With the military usurping power in the country, this minority that has been in the throes of armed conflict with the government for years is now gearing up with the rest of the Myanmar population to overthrow the current military dictatorship, restore democracy and gain sovereignty.
Who Are the Karens?
Myanmar was once a former British colony previously referred to as Burma. The country currently has more than 135 ethnic groups with the Burman ethnic group being the majority. Of that group, the Karens make up an estimated 4 million people. Having migrated from Tibetan-Central Asia to Myanmar more than 2,500 years ago, the Karens are predominantly a Christian ethnic group who were converted by missionaries under British rule.
History of Conflict With the Government
In an interview with The Borgen Project, Bi She, a Karen rights activist, said that the conflict with the government began after the British left Burma. Prior to that, the converted Karens learned English from the British missionaries. And, the Americans educated them on their history and traditions. This resulted in the Karens becoming more nationalistic contributing to their allyship with the British colonial rule.
In World War II, Japan invaded Myanmar with the support of the Burman ethnic group who hoped that allying with the Japanese would aid in expelling the British from the country. The Karens fought alongside the British against the Burman ethnic group. However, the British retreated to India when the capital city was captured by the Japanese. Then, the Karens experienced systematic killings by both the Japanese and the Burmans. The Karens played an instrumental role in fighting against the Japanese invasion. They even helped the Burmans, who later switched sides, and fought the Japanese to gain independence.
When Myanmar finally became free, the Karens asked for an independent state but were denied by the newly formed, predominantly Burman government. The Karens have since faced ethnic cleansing and human rights violations.
Ethnic Cleansing and Human Rights Violations
This conflict with the government is the longest-running civil war in the world; more than 1 million Karens being displaced as a result. Aside from being hunted down and murdered, the Karens have experienced atrocities such as sexual assault, forced labor, gun violence, torture, destruction of property, land mines, bombs, airstrikes and deliberately manufactured food shortages.
Use of Arms
According to Human Rights Watch, the ethnic-based armed groups include the Karens. They have used arms for decades with the focus on defending their home regions and seeking regional autonomy. Arms are used to combat, guard and in some cases exact revenge against those forces responsible for ethnic cleansing and human rights violations. Bi claims that the purpose of arms is to “protect their families from [the]military regime.”

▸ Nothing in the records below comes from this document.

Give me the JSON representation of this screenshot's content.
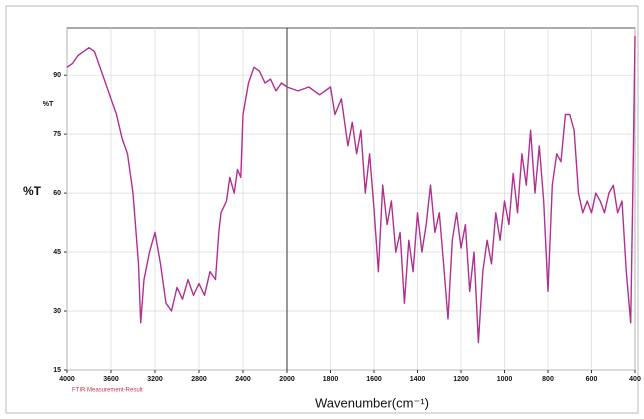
{
  "chart_data": {
    "type": "line",
    "y_axis_label": "%T",
    "y_unit_label": "%T",
    "x_axis_label": "Wavenumber(cm⁻¹)",
    "footer_note": "FTIR Measurement-Result",
    "xlim": [
      4000,
      400
    ],
    "x_scale_break": 2000,
    "ylim": [
      15,
      102
    ],
    "xticks": [
      4000,
      3600,
      3200,
      2800,
      2400,
      2000,
      1800,
      1600,
      1400,
      1200,
      1000,
      800,
      600,
      400
    ],
    "yticks": [
      15,
      30,
      45,
      60,
      75,
      90
    ],
    "grid": true,
    "series": [
      {
        "color": "#b0308f",
        "x": [
          4000,
          3950,
          3900,
          3850,
          3800,
          3750,
          3700,
          3650,
          3600,
          3550,
          3500,
          3450,
          3400,
          3350,
          3330,
          3300,
          3250,
          3200,
          3150,
          3100,
          3050,
          3000,
          2950,
          2900,
          2850,
          2800,
          2750,
          2700,
          2650,
          2620,
          2600,
          2550,
          2520,
          2480,
          2450,
          2420,
          2400,
          2350,
          2300,
          2250,
          2200,
          2150,
          2100,
          2050,
          2000,
          1950,
          1900,
          1850,
          1800,
          1780,
          1750,
          1720,
          1700,
          1680,
          1660,
          1640,
          1620,
          1600,
          1580,
          1560,
          1540,
          1520,
          1500,
          1480,
          1460,
          1440,
          1420,
          1400,
          1380,
          1360,
          1340,
          1320,
          1300,
          1280,
          1260,
          1240,
          1220,
          1200,
          1180,
          1160,
          1140,
          1120,
          1100,
          1080,
          1060,
          1040,
          1020,
          1000,
          980,
          960,
          940,
          920,
          900,
          880,
          860,
          840,
          820,
          800,
          780,
          760,
          740,
          720,
          700,
          680,
          660,
          640,
          620,
          600,
          580,
          560,
          540,
          520,
          500,
          480,
          460,
          440,
          420,
          410,
          400
        ],
        "values": [
          92,
          93,
          95,
          96,
          97,
          96,
          92,
          88,
          84,
          80,
          74,
          70,
          60,
          42,
          27,
          38,
          45,
          50,
          42,
          32,
          30,
          36,
          33,
          38,
          34,
          37,
          34,
          40,
          38,
          50,
          55,
          58,
          64,
          60,
          66,
          64,
          80,
          88,
          92,
          91,
          88,
          89,
          86,
          88,
          87,
          86,
          87,
          85,
          87,
          80,
          84,
          72,
          78,
          70,
          76,
          60,
          70,
          56,
          40,
          62,
          52,
          58,
          45,
          50,
          32,
          48,
          40,
          55,
          45,
          52,
          62,
          50,
          55,
          42,
          28,
          48,
          55,
          46,
          52,
          35,
          45,
          22,
          40,
          48,
          42,
          55,
          48,
          58,
          52,
          65,
          55,
          70,
          62,
          76,
          60,
          72,
          58,
          35,
          62,
          70,
          68,
          80,
          80,
          76,
          60,
          55,
          58,
          55,
          60,
          58,
          55,
          60,
          62,
          55,
          58,
          40,
          27,
          60,
          100
        ]
      }
    ]
  }
}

Working With the Myanmar Population
More than 700 people have been killed by the military dictatorship in Myanmar since the coup that took place on February 1, 2021. In the initial weeks of the coup, the citizens resorted to peaceful demonstrations. Two months later, many civilians took up arms and worked with armed ethnic groups to fight the military dictatorship and restore democracy.
Bi claimed that the Karens “fully support the Myanmar citizens” and their fight for democracy. Moreover, Bi stated that the Karens will help the citizens fight back against the military regime. They will allow the citizens to enter Karen territory and provide support and aid.

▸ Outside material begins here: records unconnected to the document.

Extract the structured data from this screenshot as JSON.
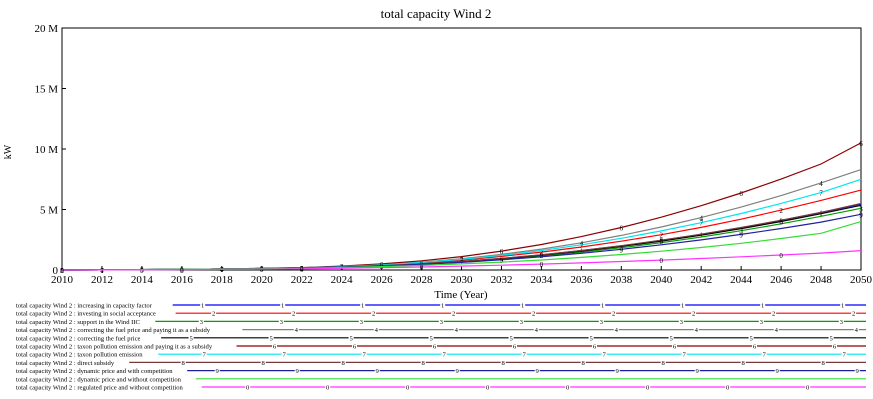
{
  "chart_data": {
    "type": "line",
    "title": "total capacity Wind 2",
    "xlabel": "Time (Year)",
    "ylabel": "kW",
    "xlim": [
      2010,
      2050
    ],
    "ylim": [
      0,
      20000000
    ],
    "grid": false,
    "legend_position": "bottom",
    "x_ticks": [
      "2010",
      "2012",
      "2014",
      "2016",
      "2018",
      "2020",
      "2022",
      "2024",
      "2026",
      "2028",
      "2030",
      "2032",
      "2034",
      "2036",
      "2038",
      "2040",
      "2042",
      "2044",
      "2046",
      "2048",
      "2050"
    ],
    "y_ticks": [
      "0",
      "5 M",
      "10 M",
      "15 M",
      "20 M"
    ],
    "x": [
      2010,
      2012,
      2014,
      2016,
      2018,
      2020,
      2022,
      2024,
      2026,
      2028,
      2030,
      2032,
      2034,
      2036,
      2038,
      2040,
      2042,
      2044,
      2046,
      2048,
      2050
    ],
    "series": [
      {
        "name": "total capacity Wind 2 : increasing in capacity factor",
        "marker": "1",
        "color": "#0000ff",
        "values": [
          0,
          10000,
          30000,
          50000,
          80000,
          120000,
          170000,
          250000,
          350000,
          500000,
          700000,
          950000,
          1250000,
          1600000,
          2000000,
          2450000,
          2950000,
          3500000,
          4100000,
          4750000,
          5450000
        ]
      },
      {
        "name": "total capacity Wind 2 : investing in social acceptance",
        "marker": "2",
        "color": "#ff0000",
        "values": [
          0,
          10000,
          30000,
          50000,
          80000,
          120000,
          180000,
          270000,
          400000,
          580000,
          820000,
          1120000,
          1480000,
          1900000,
          2380000,
          2920000,
          3520000,
          4200000,
          4950000,
          5750000,
          6600000
        ]
      },
      {
        "name": "total capacity Wind 2 : support in the Wind IIC",
        "marker": "3",
        "color": "#00a000",
        "values": [
          0,
          10000,
          30000,
          50000,
          80000,
          120000,
          170000,
          250000,
          340000,
          480000,
          660000,
          880000,
          1150000,
          1470000,
          1840000,
          2260000,
          2730000,
          3250000,
          3820000,
          4440000,
          5100000
        ]
      },
      {
        "name": "total capacity Wind 2 : correcting the fuel price and paying it  as a subsidy",
        "marker": "4",
        "color": "#808080",
        "values": [
          0,
          10000,
          30000,
          50000,
          80000,
          130000,
          190000,
          290000,
          440000,
          650000,
          930000,
          1290000,
          1730000,
          2250000,
          2860000,
          3550000,
          4330000,
          5200000,
          6150000,
          7200000,
          8300000
        ]
      },
      {
        "name": "total capacity Wind 2 : correcting the fuel price",
        "marker": "5",
        "color": "#000000",
        "values": [
          0,
          10000,
          30000,
          50000,
          80000,
          120000,
          170000,
          250000,
          350000,
          500000,
          690000,
          930000,
          1220000,
          1560000,
          1950000,
          2390000,
          2880000,
          3420000,
          4010000,
          4650000,
          5350000
        ]
      },
      {
        "name": "total capacity Wind 2 : taxon pollution emission and paying it as a subsidy",
        "marker": "6",
        "color": "#8b0000",
        "values": [
          0,
          10000,
          30000,
          50000,
          80000,
          130000,
          200000,
          320000,
          500000,
          760000,
          1110000,
          1560000,
          2110000,
          2760000,
          3510000,
          4360000,
          5310000,
          6360000,
          7510000,
          8760000,
          10500000
        ]
      },
      {
        "name": "total capacity Wind 2 : taxon pollution emission",
        "marker": "7",
        "color": "#00e5ee",
        "values": [
          0,
          10000,
          30000,
          50000,
          80000,
          130000,
          190000,
          280000,
          420000,
          620000,
          880000,
          1210000,
          1610000,
          2080000,
          2620000,
          3230000,
          3910000,
          4670000,
          5500000,
          6400000,
          7500000
        ]
      },
      {
        "name": "total capacity Wind 2 : direct subsidy",
        "marker": "8",
        "color": "#7b3a3a",
        "values": [
          0,
          10000,
          30000,
          50000,
          80000,
          120000,
          170000,
          250000,
          360000,
          510000,
          710000,
          960000,
          1260000,
          1610000,
          2010000,
          2460000,
          2960000,
          3510000,
          4110000,
          4760000,
          5500000
        ]
      },
      {
        "name": "total capacity Wind 2 : dynamic price and with competition",
        "marker": "9",
        "color": "#2020a0",
        "values": [
          0,
          10000,
          30000,
          50000,
          80000,
          120000,
          170000,
          240000,
          330000,
          460000,
          630000,
          840000,
          1090000,
          1380000,
          1710000,
          2080000,
          2490000,
          2940000,
          3430000,
          3960000,
          4600000
        ]
      },
      {
        "name": "total capacity Wind 2 : dynamic price and without competition",
        "marker": "",
        "color": "#33dd33",
        "values": [
          0,
          10000,
          30000,
          50000,
          80000,
          110000,
          150000,
          210000,
          280000,
          380000,
          500000,
          650000,
          830000,
          1040000,
          1280000,
          1550000,
          1860000,
          2210000,
          2600000,
          3030000,
          4000000
        ]
      },
      {
        "name": "total capacity Wind 2 : regulated price and without competition",
        "marker": "0",
        "color": "#ff33ff",
        "values": [
          0,
          10000,
          20000,
          30000,
          50000,
          70000,
          100000,
          140000,
          190000,
          250000,
          320000,
          400000,
          490000,
          590000,
          700000,
          820000,
          950000,
          1090000,
          1240000,
          1400000,
          1600000
        ]
      }
    ]
  }
}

From procuring arms and making homemade weapons to receiving combat training, the rest of the population, the other ethnic groups and the Karens have joined forces to fight for independence.
The Solution to Conflict
Bi insisted that the only thing that the Karens want is to “live in peace and have freedom.” For this to become a reality, many hope that the solution is for the people of the country to learn from their history rather than repeat it, with different ethnic groups learning to respect and care for each other in their shared struggle against the military dictatorship.